IBM is releasing a new dataset called Diversity in Faces in the hope that it will help developers tackle gender and skin type biases in facial recognition software.
The dataset of one million images has been compiled using publicly available images taken from the YFCC-100M Creative Commons dataset.
These images were then annotated using ten facial coding schemes, along with human-labelled gender and age notes.
The development of facial recognition software has been rocky: from its use in player creation in NBA and FIFA videogames that resulted in Cronenbergesque facial models, to the gender and skin type bias experienced in modern facial-analysis programs.
Last year MIT researchers found that facial-analysis software had an error rate of 34.7 percent for dark-skinned women. That’s a worryingly high number – and one aggravated by the fact that light-skinned men had an error rate of 0.8.
Of course software on its own can’t be biased, nor does AI have an agenda. These problems stem from our current approach to training AI and facial recognition software. As John R. Smith, Manager of AI Tech at IBM, puts it in an emailed comment: “The AI systems learn what they’re taught, and if they are not taught with robust and diverse data sets, accuracy and fairness could be at risk.”
IBM is hoping to provide that robust and diverse dataset with today’s release.
IBM Facial Recognition Dataset Project
Previously the focus on facial recognition software training has been on gender, age and skin-tone. Yet, these attributes alone only are not adequate enough to give a full representation of the full scale of diversity that humanity contains.

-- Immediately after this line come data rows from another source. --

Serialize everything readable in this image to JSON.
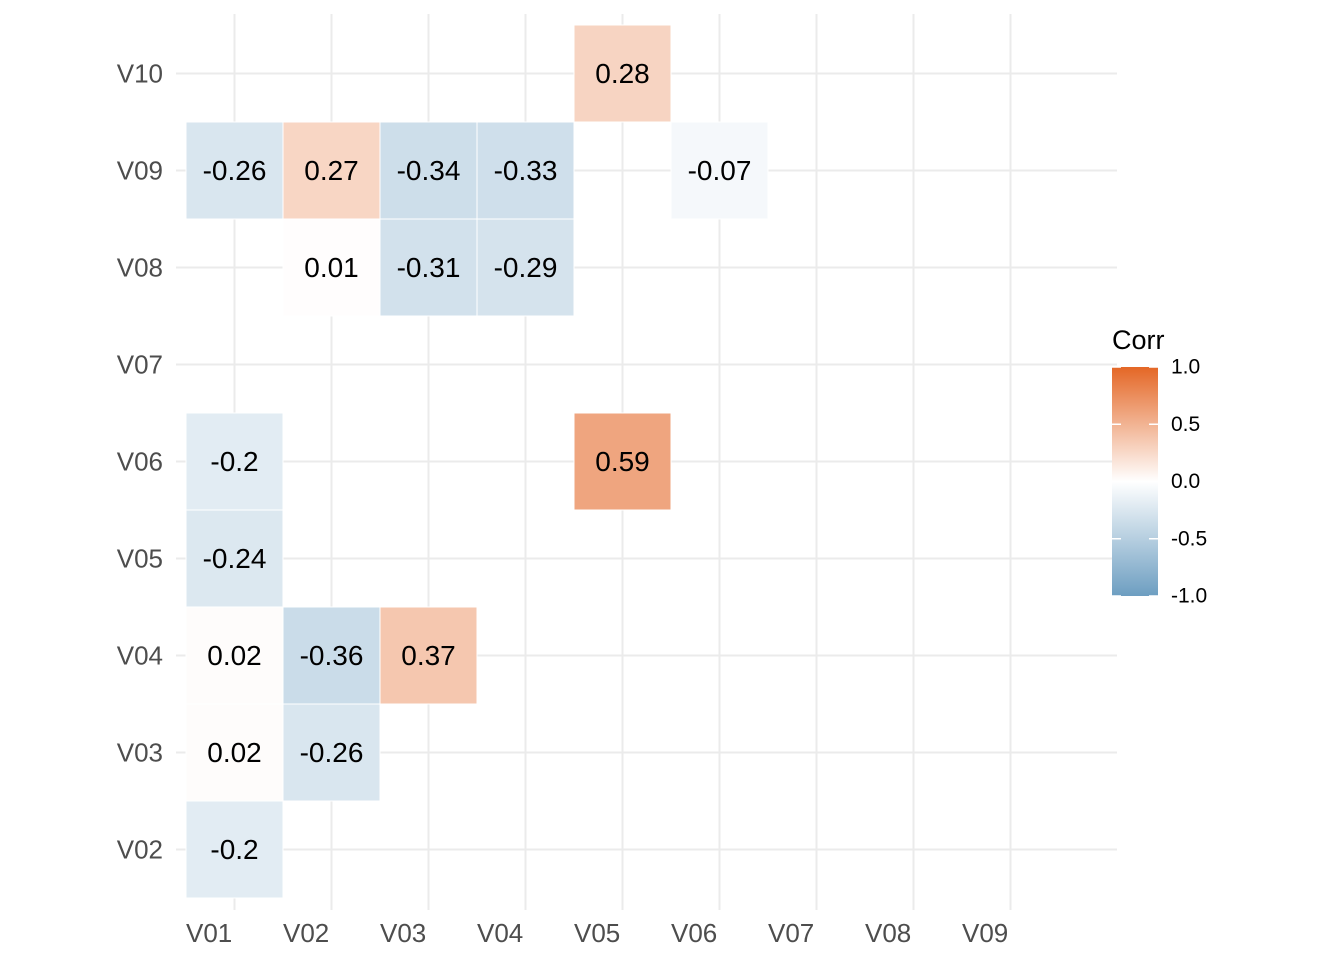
{
  "chart_data": {
    "type": "heatmap",
    "x_categories": [
      "V01",
      "V02",
      "V03",
      "V04",
      "V05",
      "V06",
      "V07",
      "V08",
      "V09"
    ],
    "y_categories": [
      "V02",
      "V03",
      "V04",
      "V05",
      "V06",
      "V07",
      "V08",
      "V09",
      "V10"
    ],
    "cells": [
      {
        "x": "V05",
        "y": "V10",
        "value": 0.28,
        "label": "0.28"
      },
      {
        "x": "V01",
        "y": "V09",
        "value": -0.26,
        "label": "-0.26"
      },
      {
        "x": "V02",
        "y": "V09",
        "value": 0.27,
        "label": "0.27"
      },
      {
        "x": "V03",
        "y": "V09",
        "value": -0.34,
        "label": "-0.34"
      },
      {
        "x": "V04",
        "y": "V09",
        "value": -0.33,
        "label": "-0.33"
      },
      {
        "x": "V06",
        "y": "V09",
        "value": -0.07,
        "label": "-0.07"
      },
      {
        "x": "V02",
        "y": "V08",
        "value": 0.01,
        "label": "0.01"
      },
      {
        "x": "V03",
        "y": "V08",
        "value": -0.31,
        "label": "-0.31"
      },
      {
        "x": "V04",
        "y": "V08",
        "value": -0.29,
        "label": "-0.29"
      },
      {
        "x": "V01",
        "y": "V06",
        "value": -0.2,
        "label": "-0.2"
      },
      {
        "x": "V05",
        "y": "V06",
        "value": 0.59,
        "label": "0.59"
      },
      {
        "x": "V01",
        "y": "V05",
        "value": -0.24,
        "label": "-0.24"
      },
      {
        "x": "V01",
        "y": "V04",
        "value": 0.02,
        "label": "0.02"
      },
      {
        "x": "V02",
        "y": "V04",
        "value": -0.36,
        "label": "-0.36"
      },
      {
        "x": "V03",
        "y": "V04",
        "value": 0.37,
        "label": "0.37"
      },
      {
        "x": "V01",
        "y": "V03",
        "value": 0.02,
        "label": "0.02"
      },
      {
        "x": "V02",
        "y": "V03",
        "value": -0.26,
        "label": "-0.26"
      },
      {
        "x": "V01",
        "y": "V02",
        "value": -0.2,
        "label": "-0.2"
      }
    ],
    "legend": {
      "title": "Corr",
      "ticks": [
        "1.0",
        "0.5",
        "0.0",
        "-0.5",
        "-1.0"
      ],
      "tick_values": [
        1.0,
        0.5,
        0.0,
        -0.5,
        -1.0
      ],
      "range": [
        -1,
        1
      ],
      "placement": "right"
    },
    "colors": {
      "low": "#6d9ec1",
      "mid": "#ffffff",
      "high": "#e46726",
      "grid": "#ebebeb",
      "tile_border": "#ffffff"
    },
    "grid": true
  }
}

In order to capture and train humanity’s heterogeneity to a machine, Diversity in Faces uses ten facial coding schemes such as facial symmetry, facial contrast, pose, craniofacial (bone structure) areas and ratios; all in conjunction with the traditional age, gender and skin tone coding schemes.

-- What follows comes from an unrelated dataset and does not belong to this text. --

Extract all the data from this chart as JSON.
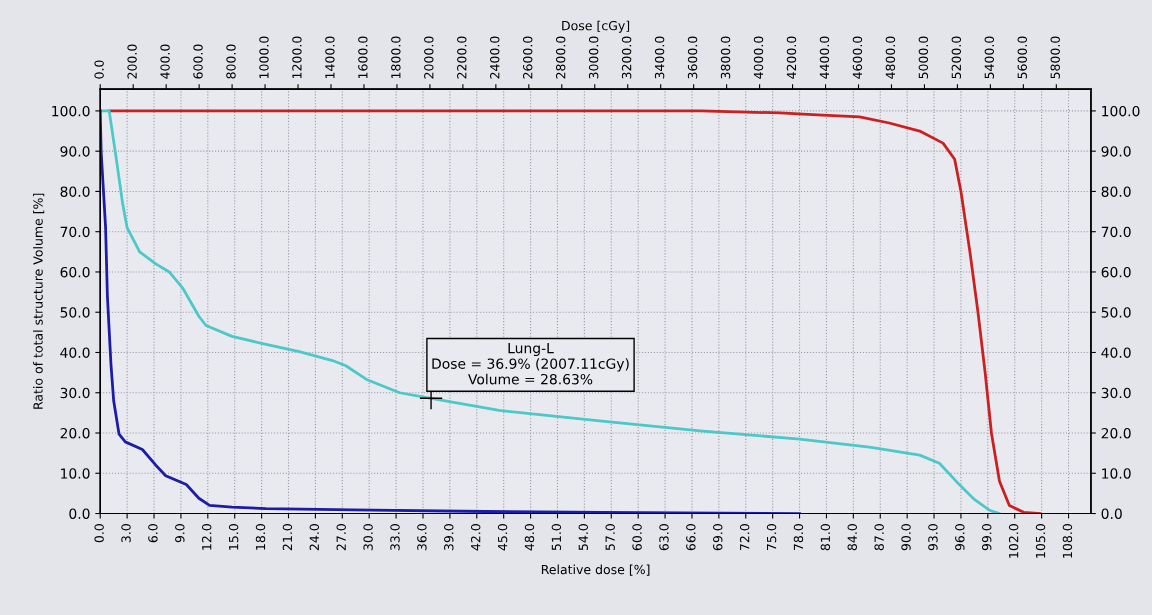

In a paper outlining their work, IBM’s researchers on the Diversity in Faces project wrote: “Every face is different. Every face reflects something unique about us. Aspects of our heritage – including race, ethnicity, culture, geography – and our individual identity – age, gender and visible forms of self-expression – are reflected in our faces.”
“We expect face recognition to work accurately for each of us. Performance should not vary for different individuals or different populations.”
As of today the dataset is open to the global research community upon request here.